One of the weird joys of my editing life is sometimes being hired by my friends and getting to see what they’ve been up to lately. Sometimes this means being given forty-eight hours to copyedit a proposal that is still being worked on in a Google doc by five other people in the company. (They pay me well. This is not a complaint!) Or proofreading something as small but potentially nerve-wracking as a C.V. or an abstract for a journal publication.
For a stretch of about a year, last year, it meant getting to see what my friend Sylvia Nickerson, an artist (and academic), was up to. Every few months Sylvia would send me a new chapter or two of the graphic novel she was working on and I would give the text a copyedit and give her my thoughts on the overall story structure. Sometimes I would notice something actually amiss in the drawings, like that the numbers on the apartments in a hallway were numbered differently from one frame to the next — and consequently feel quite wonderful about myself.
Her novel is called Creation and is about such an interesting mix of things that I probably can’t do justice to it here, but: the city of Hamilton, ON, observing the process of gentrification and acknowledging participation in that as neighbourhoods with artist studios transform from places that artists are drawn to for cheaper rent into places that seem to buyers and developers arty and then no longer serve the lower-income population that was there before the artists rolled in.

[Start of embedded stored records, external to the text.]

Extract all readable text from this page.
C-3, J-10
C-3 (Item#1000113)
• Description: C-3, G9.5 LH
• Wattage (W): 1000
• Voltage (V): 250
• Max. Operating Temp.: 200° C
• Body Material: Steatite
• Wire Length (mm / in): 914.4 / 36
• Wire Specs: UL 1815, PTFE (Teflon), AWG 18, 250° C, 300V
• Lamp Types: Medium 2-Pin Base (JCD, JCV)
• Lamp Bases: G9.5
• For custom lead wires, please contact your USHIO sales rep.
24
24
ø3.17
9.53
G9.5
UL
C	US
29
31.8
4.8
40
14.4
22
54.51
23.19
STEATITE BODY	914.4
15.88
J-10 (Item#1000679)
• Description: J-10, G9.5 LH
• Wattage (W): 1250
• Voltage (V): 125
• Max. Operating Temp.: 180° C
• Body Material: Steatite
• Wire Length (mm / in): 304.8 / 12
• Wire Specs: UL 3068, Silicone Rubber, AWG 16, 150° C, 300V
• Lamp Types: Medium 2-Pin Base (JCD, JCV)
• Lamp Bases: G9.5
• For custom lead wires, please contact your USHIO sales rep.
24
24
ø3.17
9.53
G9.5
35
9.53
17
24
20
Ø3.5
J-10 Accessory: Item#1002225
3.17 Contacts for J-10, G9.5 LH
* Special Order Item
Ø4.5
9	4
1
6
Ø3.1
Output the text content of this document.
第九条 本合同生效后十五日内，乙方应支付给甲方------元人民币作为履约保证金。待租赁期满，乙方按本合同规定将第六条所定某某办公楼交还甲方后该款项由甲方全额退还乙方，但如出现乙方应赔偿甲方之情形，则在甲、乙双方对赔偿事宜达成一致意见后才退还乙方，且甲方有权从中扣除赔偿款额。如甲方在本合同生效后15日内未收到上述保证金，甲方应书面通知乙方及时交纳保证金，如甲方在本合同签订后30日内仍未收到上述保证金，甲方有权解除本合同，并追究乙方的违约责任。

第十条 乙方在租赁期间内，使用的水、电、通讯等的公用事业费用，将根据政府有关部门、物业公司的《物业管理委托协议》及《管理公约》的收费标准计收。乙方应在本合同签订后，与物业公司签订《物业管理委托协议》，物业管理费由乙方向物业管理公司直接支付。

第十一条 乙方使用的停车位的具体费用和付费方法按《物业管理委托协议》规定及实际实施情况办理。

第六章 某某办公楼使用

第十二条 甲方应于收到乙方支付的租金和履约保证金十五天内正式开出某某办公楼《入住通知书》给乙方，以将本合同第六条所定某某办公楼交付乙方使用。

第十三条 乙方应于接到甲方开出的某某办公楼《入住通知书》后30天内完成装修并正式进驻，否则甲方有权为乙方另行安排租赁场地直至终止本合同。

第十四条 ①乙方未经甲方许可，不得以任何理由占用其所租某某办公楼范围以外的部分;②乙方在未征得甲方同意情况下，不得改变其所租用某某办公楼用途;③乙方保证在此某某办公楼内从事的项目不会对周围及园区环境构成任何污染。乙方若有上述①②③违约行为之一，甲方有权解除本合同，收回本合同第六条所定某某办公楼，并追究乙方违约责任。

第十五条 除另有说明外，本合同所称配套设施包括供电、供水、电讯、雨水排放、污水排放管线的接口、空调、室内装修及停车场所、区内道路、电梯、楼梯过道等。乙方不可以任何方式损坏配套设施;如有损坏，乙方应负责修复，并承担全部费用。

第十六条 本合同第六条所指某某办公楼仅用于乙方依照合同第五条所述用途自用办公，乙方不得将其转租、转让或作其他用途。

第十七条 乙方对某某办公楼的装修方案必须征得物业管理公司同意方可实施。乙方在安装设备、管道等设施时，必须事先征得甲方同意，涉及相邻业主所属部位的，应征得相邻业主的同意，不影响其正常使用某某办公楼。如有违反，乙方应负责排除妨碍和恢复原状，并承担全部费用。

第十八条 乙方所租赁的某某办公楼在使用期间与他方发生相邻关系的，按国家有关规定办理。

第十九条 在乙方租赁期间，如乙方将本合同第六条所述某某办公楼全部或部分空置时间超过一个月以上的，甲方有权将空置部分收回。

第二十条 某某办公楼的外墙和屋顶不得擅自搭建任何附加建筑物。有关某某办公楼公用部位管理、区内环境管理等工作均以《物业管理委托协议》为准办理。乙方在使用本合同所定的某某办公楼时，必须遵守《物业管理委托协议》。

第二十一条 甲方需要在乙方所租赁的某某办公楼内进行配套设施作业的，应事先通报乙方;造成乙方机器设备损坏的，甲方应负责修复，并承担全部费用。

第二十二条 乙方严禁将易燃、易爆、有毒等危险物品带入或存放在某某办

Becoming a mother, being told she will never succeed in completing her Ph.D. program as a mother and then doing so. Questioning the role of mother, the role of artist. I could go on.
When we were in university together Sylvia and I both initially lived in a group of residences that were called the Satellites because unlike the big purpose-built dorms on campus these were off the main campus in a collection of houses bought up by the university. Mine was called Bermuda and had been more extensively retrofitted into a sort of mini-dorm of about thirty rooms, funded by the Bermudian alumni association (there were more of these Bermudians than you might expect at a tiny Canadian university). The other houses, including Cuthbertson, where Sylvia and some other people I am still friends with today lived, were much smaller with just eight or ten rooms. One very cold day in that first winter, I arrived after my morning classes on the doorstep of Cuthbertson to see who was around and found a sign taped to the door, written in Sylvia’s pointy printing: I know one of you assholes took my OK Computer CD. Give it back.
Creation would have been picked up by a publisher whether or not Sylvia took any of my suggestions. Not every edit is a big, wrangling, all-consuming overhaul; sometimes being an editor is being the person whose desk the writer puts stuff on so that it’s not on their desk for a while, so that someone else is looking at it. That I got to see, before almost anyone else, the work that the person who left that notice on the front door made, twenty-odd years later, is frankly thrilling.
Creation is due out this October from Drawn & Quarterly. And if you’re in the Hamilton area, Sylvia has a show of illustrations from the novel up at The Assembly Gallery opening this Friday, April 12. Congratulations, my friend!